If first-home buyers are allowed to use their superannuation to buy their own home, they are likely to end up with bigger ‘nest eggs’ at retirement than if they rented their whole lives, says Malcolm Gunning, president of the Real Estate Institute of Australia.
He said it is “nonsense” to suggest accessing super to buy a home will erode retirement savings, as both comprise the asset pool at retirement.
Giving young people access to their own money in a superannuation fund to purchase their first home should not be controversial, he said, and is already being used successfully in Canada, New Zealand, and Singapore.
“Accessing Super is not a radical idea,” said Gunning.
Gunning said first-home buyers are often able to save part of the deposit for their first home, but are turning to alternative measures, such as taking out personal loans and using credit cards, to get over the line and cover transaction costs.
“Surveys show that not only are aspiring homebuyers saving for longer but are also using debt to meet their deposit requirement,” he said.

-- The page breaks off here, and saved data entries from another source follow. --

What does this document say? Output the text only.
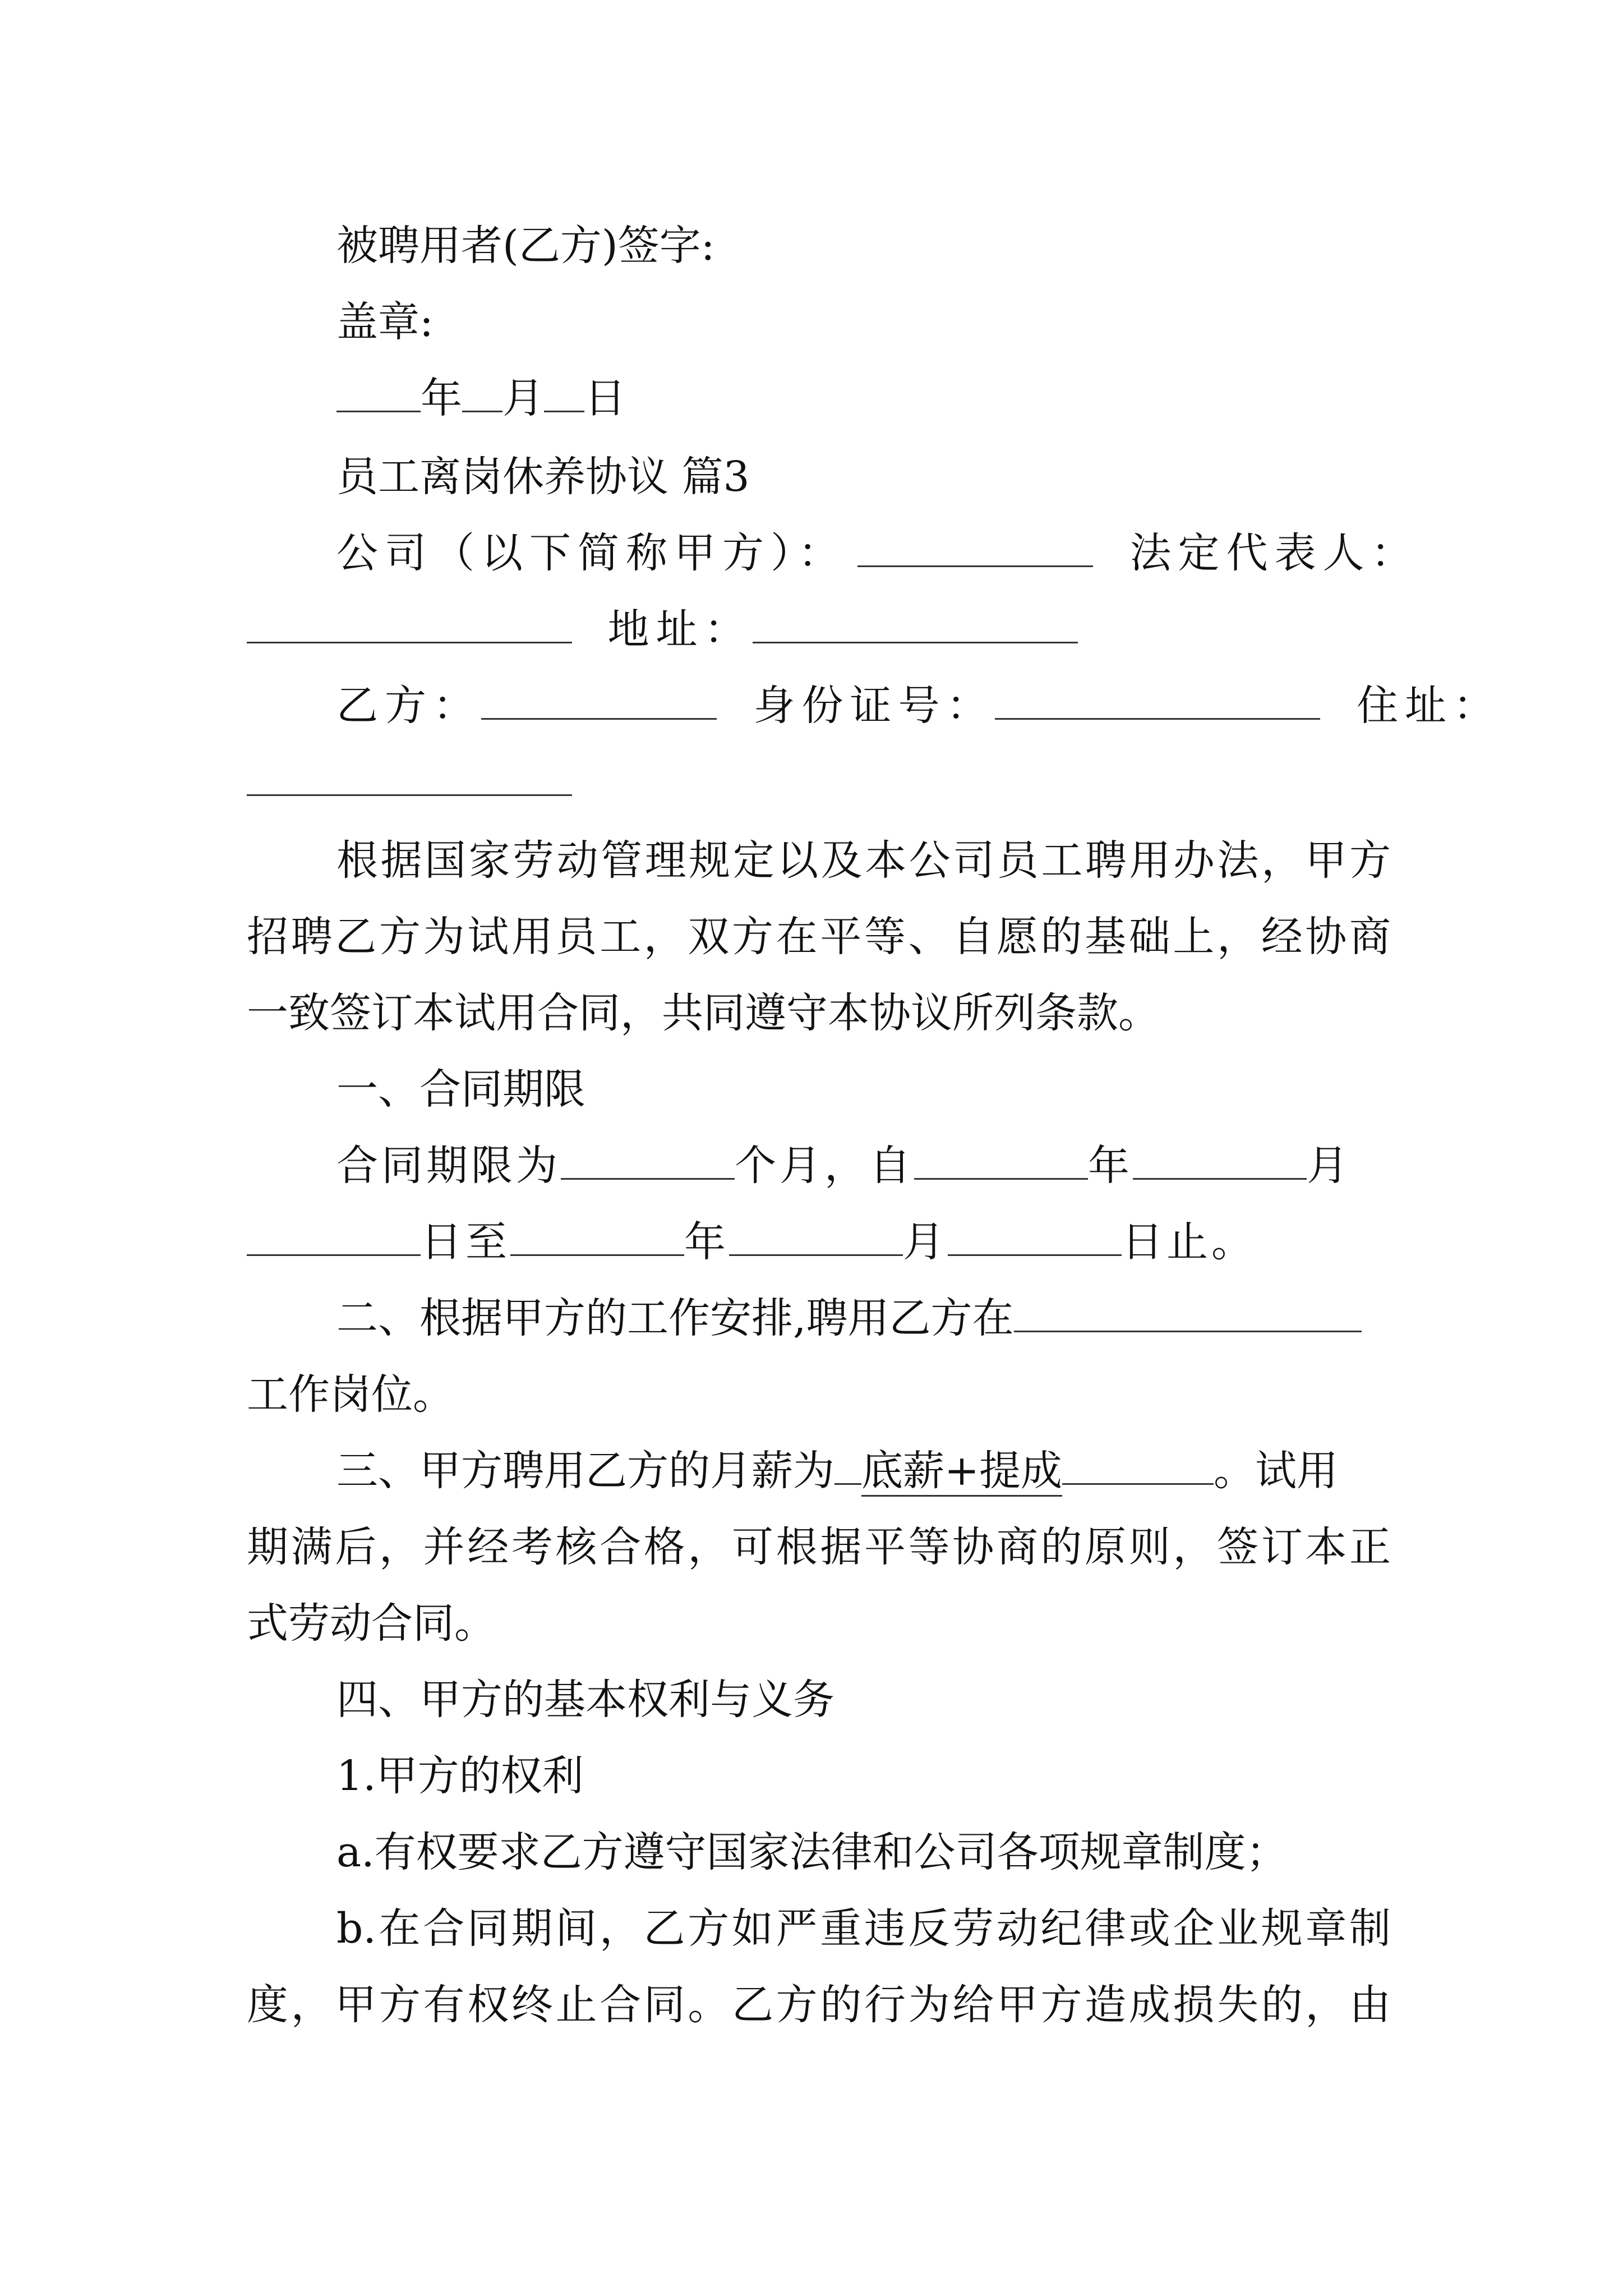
被聘用者(乙方)签字:
盖章:
年 月 日
员工离岗休养协议 篇3
公司（以下简称甲方）：	法定代表人：
地址：
乙方：	身份证号：	住址：
根据国家劳动管理规定以及本公司员工聘用办法，甲方
招聘乙方为试用员工，双方在平等、自愿的基础上，经协商
一致签订本试用合同，共同遵守本协议所列条款。
一、合同期限
合同期限为	个月，自	年	月
日至	年	月	日止。
二、根据甲方的工作安排,聘用乙方在
工作岗位。
三、甲方聘用乙方的月薪为 底薪+提成	。试用
期满后，并经考核合格，可根据平等协商的原则，签订本正
式劳动合同。
四、甲方的基本权利与义务
1.甲方的权利
a.有权要求乙方遵守国家法律和公司各项规章制度；
b.在合同期间，乙方如严重违反劳动纪律或企业规章制
度，甲方有权终止合同。乙方的行为给甲方造成损失的，由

Gunning said the idea of using some superannuation to help fund the deposit on a property purchase was “practical”, and could in fact mean young people have a larger ‘nest egg’ of assets at the time of their retirement.
“Superannuation and home ownership are both components of a retiree’s ‘nest egg’,” he said.
“By buying earlier in life, retirees have every prospect of having a higher equity on retirement and a larger ‘nest egg’ on downsizing.
“It is nonsense to suggest that early access to superannuation for a home deposit would undermine retirement savings,” said Gunning.
“Access to superannuation for the purchase of a first home could help reverse the trend of falling home ownership,” he said, adding that it addresses “the looming social problem of large numbers of long-term renters aged 45 years and over remaining in the rental sector and possibly requiring rental support in later years.”
Gunning said superannuation funds that invested in residential investment property have provided the best returns for their members over the last 20 years. He said individuals should be able to use their super to invest in their own home.
“REIA believes in the benefits of continuing the high ownership level in Australia, particularly as the population ages,” said Gunning.
“The Government should be applauded for considering a holistic approach to housing affordability which includes giving access to superannuation for first homebuyers,” he said.